I jokingly suggested to a friend adding fast { .. } which somehow makes the code in the block “faster”. He actually thought something like that could be useful, with the semantics of “always apply optimizations, even if in debug mode”.
I think some mechanism to do this could be useful… like an attribute #[hot] that tells the compiler to always run all possible optimizations on the body of a function, as if in release mode. The suggested use case my friend wanted was for a tight graphics loop in a game engine; apparently, runtime checks in debug mode stacked up to make the compiled executable too slow to effectively test. So, my friend would replace
I don’t know the details, but I could imagine applying optimisations only to part of the code could get tricky. I do see some benefit in marking parts of code as hot or likely branches, but more to give more info to the optimizer (I’d prefer an attribute over a keyword).
But, isn’t the needed solution for your friend to bump the opt level of debug profile to 1 instead of 0? That one should still compile quite fast and not damage the ability to play with it in debugger too much, but do the low-hanging fruit of optimisation and speed it up too.

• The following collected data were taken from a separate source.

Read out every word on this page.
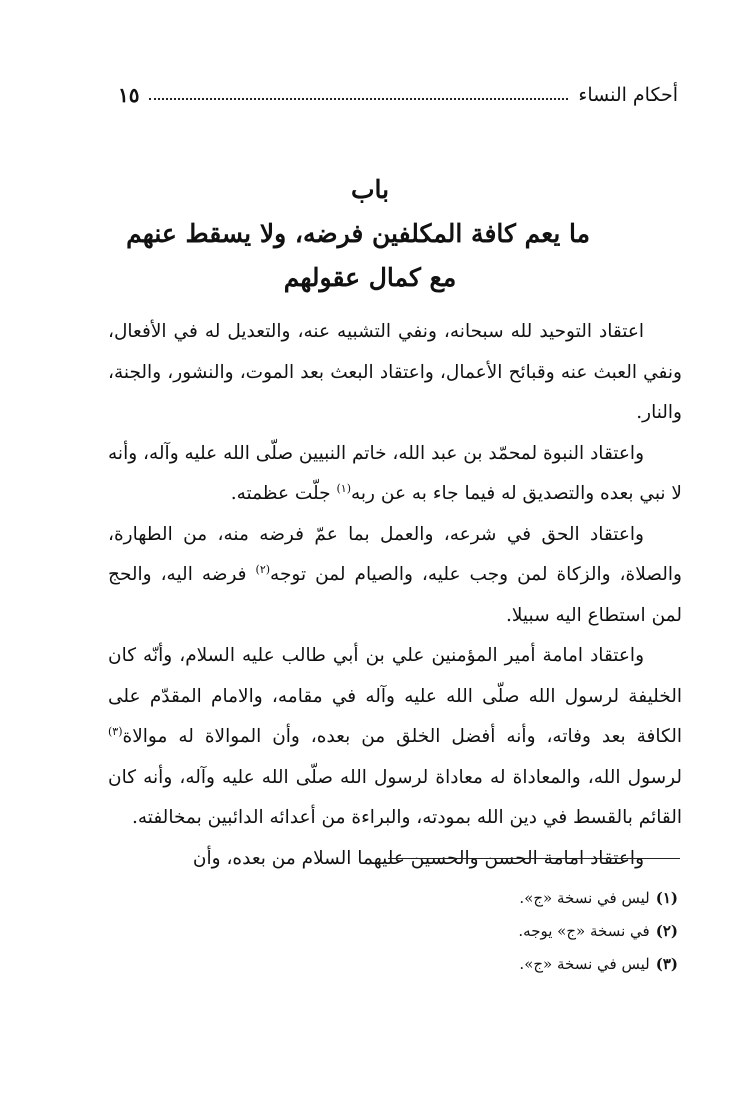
أحكام النساء
١٥
باب
ما يعم كافة المكلفين فرضه، ولا يسقط عنهم
مع كمال عقولهم

اعتقاد التوحيد لله سبحانه، ونفي التشبيه عنه، والتعديل له في الأفعال، ونفي العبث عنه وقبائح الأعمال، واعتقاد البعث بعد الموت، والنشور، والجنة، والنار.

واعتقاد النبوة لمحمّد بن عبد الله، خاتم النبيين صلّى الله عليه وآله، وأنه لا نبي بعده والتصديق له فيما جاء به عن ربه$^{(١)}$ جلّت عظمته.

واعتقاد الحق في شرعه، والعمل بما عمّ فرضه منه، من الطهارة، والصلاة، والزكاة لمن وجب عليه، والصيام لمن توجه$^{(٢)}$ فرضه اليه، والحج لمن استطاع اليه سبيلا.

واعتقاد امامة أمير المؤمنين علي بن أبي طالب عليه السلام، وأنّه كان الخليفة لرسول الله صلّى الله عليه وآله في مقامه، والامام المقدّم على الكافة بعد وفاته، وأنه أفضل الخلق من بعده، وأن الموالاة له موالاة$^{(٣)}$ لرسول الله، والمعاداة له معاداة لرسول الله صلّى الله عليه وآله، وأنه كان القائم بالقسط في دين الله بمودته، والبراءة من أعدائه الدائبين بمخالفته.

واعتقاد امامة الحسن والحسين عليهما السلام من بعده، وأن

(١)ليس في نسخة «ج».
(٢)في نسخة «ج» يوجه.
(٣)ليس في نسخة «ج».
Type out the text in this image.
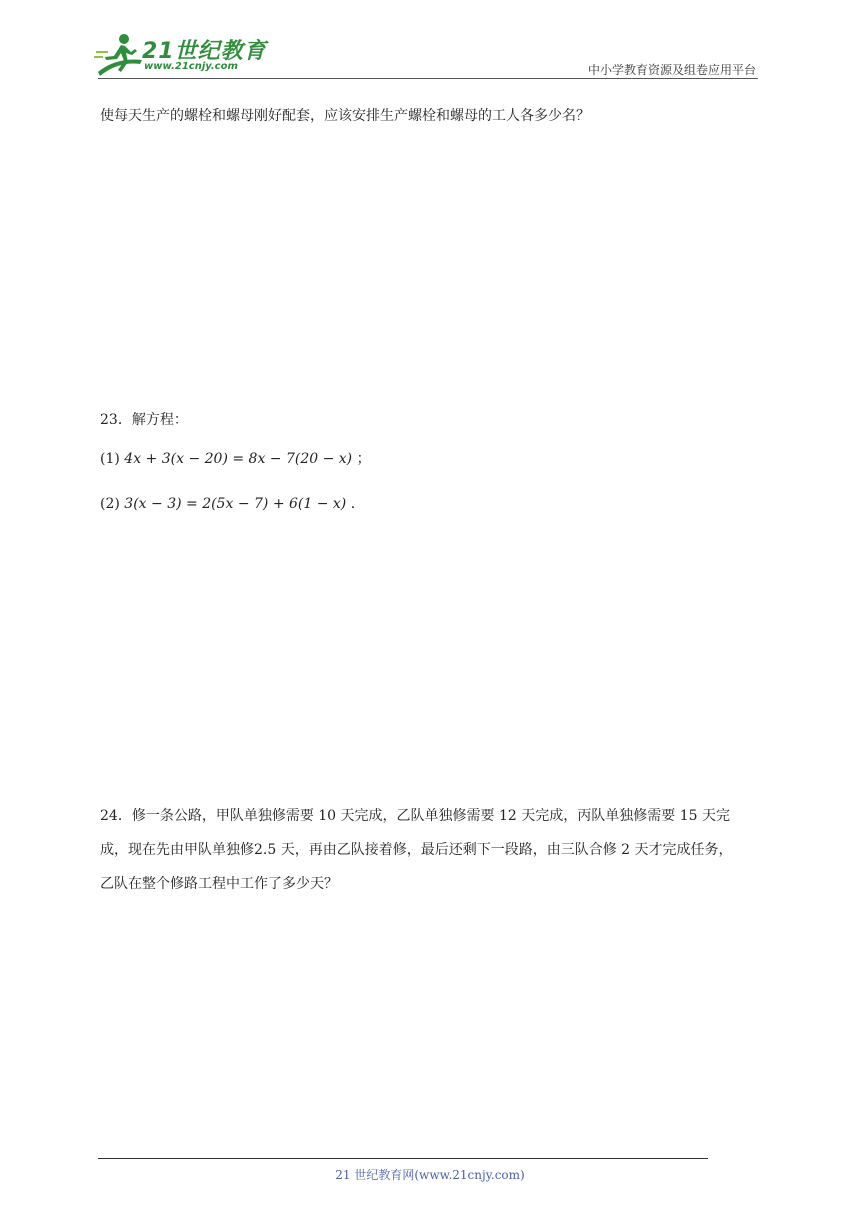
21世纪教育
www.21cnjy.com	中小学教育资源及组卷应用平台
使每天生产的螺栓和螺母刚好配套，应该安排生产螺栓和螺母的工人各多少名？
23．解方程：
(1) 4x + 3(x − 20) = 8x − 7(20 − x) ；
(2) 3(x − 3) = 2(5x − 7) + 6(1 − x) ．
24．修一条公路，甲队单独修需要 10 天完成，乙队单独修需要 12 天完成，丙队单独修需要 15 天完
成，现在先由甲队单独修2.5 天，再由乙队接着修，最后还剩下一段路，由三队合修 2 天才完成任务，
乙队在整个修路工程中工作了多少天？
21 世纪教育网(www.21cnjy.com)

Another option (not sure if possible in that case) is marking some of the slow tests as ignored and run them only on-demand on the CI server, or in some other way that doesn’t include waiting for it.
On its face this is a good idea, however I find myself against it after spending some time to think on it.
For the trivial case like this where you know where a program slows down, it’s an attractive feature for sure, but as soon as the program rises in cyclomatic complexity and sprawl, it seems like a fast way for #hot to end up on about 50% of the functions, just bringing line-noise and confusing input for the compiler into the project.
I would worry that it will result in more confusion among Rustaceans than successful optimizations, as it’s not always clear where a compiler performs optimizations to the vast majority of programmers. Hence why we have compilers in the first place: it’s an art and a science such that compilers put manually programming in binary or assembly by the way-side.
I encountered a use case for this some time ago, with a project that contained a hash function written in Rust. Debug builds were very slow, with lots of function calls to core::num::<impl u32>::wrapping_add. I can see this causing issues with testing.
In this case, more optimization would probably increase the debugging experience, because there is really no need to single-step into wrapping_add.